Quanto à cor, descrita nos questionários segundo a auto-avaliação dos entrevistados e com base nos critérios do IBGE, a pesquisa revelou outra curiosidade: embora a grande maioria dos juízes seja branca, são os que se consideram pardos que proporcionalmente mais conhecem e aplicam os artigos de direitos humanos em suas sentenças. Preocupação que o professor José Ricardo acredita ter sido “conformada ao longo de uma história de exclusão social sofrida por esse grupo. Os poucos e privilegiados que tiveram acesso à universidade e hoje ocupam cargo de juiz agem com consciência crítica e preocupação com as desigualdades sociais. Apesar de minoria no Tribunal de Justiça, mostram uma ação diferenciada, compatível ao entendimento de que as normativas internacionais são grandes aliadas para a garantia da dignidade humana”.

 

Em outra pergunta, “se imputariam pena de privação de liberdade mesmo tendo em vista as condições do sistema carcerário brasileiro”, 62% dos magistrados responderam que sim, quando isso fosse legal; enquanto apenas 33% disseram que só em casos extremos. O mesmo acontece com relação à prática da tortura, penas cruéis e tratamentos degradantes.
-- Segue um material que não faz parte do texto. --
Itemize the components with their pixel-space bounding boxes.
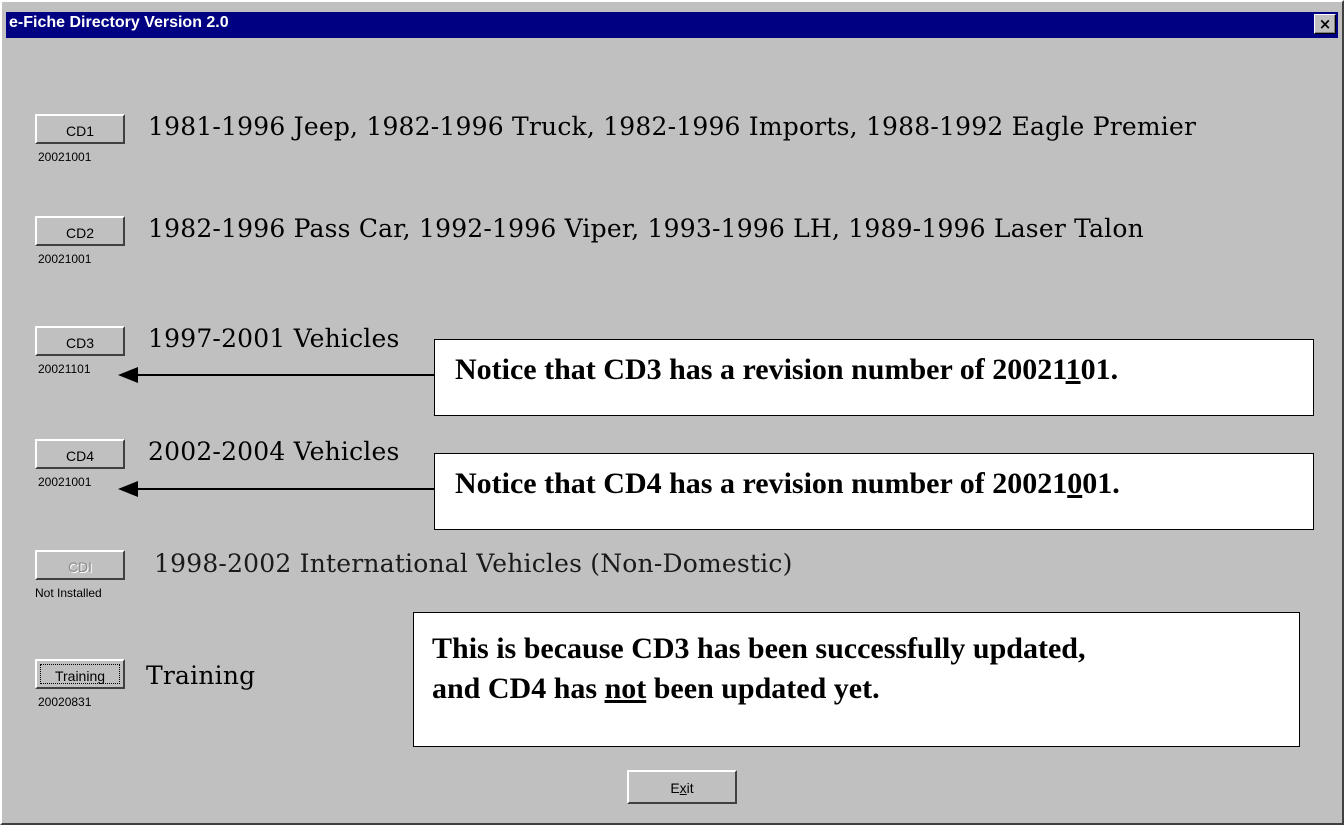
cd4-button-label: CD4 xyxy=(65,448,94,464)
training-description: Training xyxy=(146,661,256,690)
window-title: e-Fiche Directory Version 2.0 xyxy=(9,14,229,31)
explanation-not-word: not xyxy=(604,672,647,705)
cd4-revision: 20021001 xyxy=(38,475,92,489)
focus-rectangle xyxy=(40,664,120,684)
cd3-notice-suffix: 01. xyxy=(1080,353,1119,386)
cd1-revision: 20021001 xyxy=(38,150,92,164)
cd3-notice-underlined-digit: 1 xyxy=(1065,353,1081,386)
explanation-line-2-prefix: and CD4 has xyxy=(432,672,605,705)
cd3-notice-text: Notice that CD3 has a revision number of… xyxy=(455,353,1066,386)
cd1-button[interactable]: CD1 xyxy=(35,114,125,144)
cd3-button-label: CD3 xyxy=(65,335,94,351)
cd1-button-label: CD1 xyxy=(65,123,94,139)
cdi-button-label: CDI xyxy=(67,559,93,575)
cd3-revision: 20021101 xyxy=(38,362,91,376)
explanation-callout: This is because CD3 has been successfull… xyxy=(413,612,1300,747)
efiche-directory-window: e-Fiche Directory Version 2.0 × CD1 2002… xyxy=(0,0,1344,825)
exit-label-prefix: E xyxy=(670,780,680,796)
cd1-description: 1981-1996 Jeep, 1982-1996 Truck, 1982-19… xyxy=(148,112,1197,141)
cd2-description: 1982-1996 Pass Car, 1992-1996 Viper, 199… xyxy=(148,214,1144,243)
cd4-button[interactable]: CD4 xyxy=(35,439,125,469)
cd3-description: 1997-2001 Vehicles xyxy=(148,324,400,353)
cd3-notice-callout: Notice that CD3 has a revision number of… xyxy=(434,339,1314,416)
cd3-arrow-icon xyxy=(118,367,436,383)
exit-button[interactable]: Exit xyxy=(627,770,737,804)
exit-label-suffix: it xyxy=(686,780,694,796)
cdi-revision: Not Installed xyxy=(35,586,102,600)
title-bar: e-Fiche Directory Version 2.0 × xyxy=(6,12,1338,38)
explanation-line-2: and CD4 has not been updated yet. xyxy=(432,669,1299,709)
cd4-notice-text: Notice that CD4 has a revision number of… xyxy=(455,467,1068,500)
cdi-description: 1998-2002 International Vehicles (Non-Do… xyxy=(154,549,793,578)
cd3-button[interactable]: CD3 xyxy=(35,326,125,356)
cd4-arrow-icon xyxy=(118,481,436,497)
close-button[interactable]: × xyxy=(1314,14,1336,34)
cd4-notice-suffix: 01. xyxy=(1082,467,1120,500)
cd2-revision: 20021001 xyxy=(38,252,92,266)
cd4-notice-underlined-digit: 0 xyxy=(1067,467,1083,500)
cdi-button: CDI xyxy=(35,550,125,580)
exit-label-mnemonic: x xyxy=(679,780,687,796)
explanation-line-2-suffix: been updated yet. xyxy=(646,672,880,705)
training-revision: 20020831 xyxy=(38,695,92,709)
cd4-notice-callout: Notice that CD4 has a revision number of… xyxy=(434,453,1314,530)
cd2-button[interactable]: CD2 xyxy=(35,216,125,246)
cd4-description: 2002-2004 Vehicles xyxy=(148,437,400,466)
training-button[interactable]: Training xyxy=(35,659,125,689)
explanation-line-1: This is because CD3 has been successfull… xyxy=(432,632,1086,665)
cd2-button-label: CD2 xyxy=(65,225,94,241)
Apesar de tema de diversos tratados internacionais, como delito passível de repressão e pena, poucos são os juízes (apenas 10%) que aplicam em suas sentenças o que dizem convenções como a da ONU. Um percentual um pouco maior (16%) declarou que raramente as usa, contra 73% que admitiu não recorrer a elas, embora a Constituição brasileira de 1988 as consagre.   

 

Tudo isso está levando Cunha a novos desdobramentos do trabalho. Um deles, já em curso, está ampliando a pesquisa aos desembargadores, que são os titulares da Segunda Instância. Outro será estender essa visão sobre direitos humanos às entidades do movimento social que trabalham o tema. “Queremos descobrir qual a percepção que elas têm do judiciário, saber se recorrem a ele e que tipo de resultados obtêm. Em outras palavras, depois de ver como é o judiciário por dentro, vamos saber como ele é visto de fora.”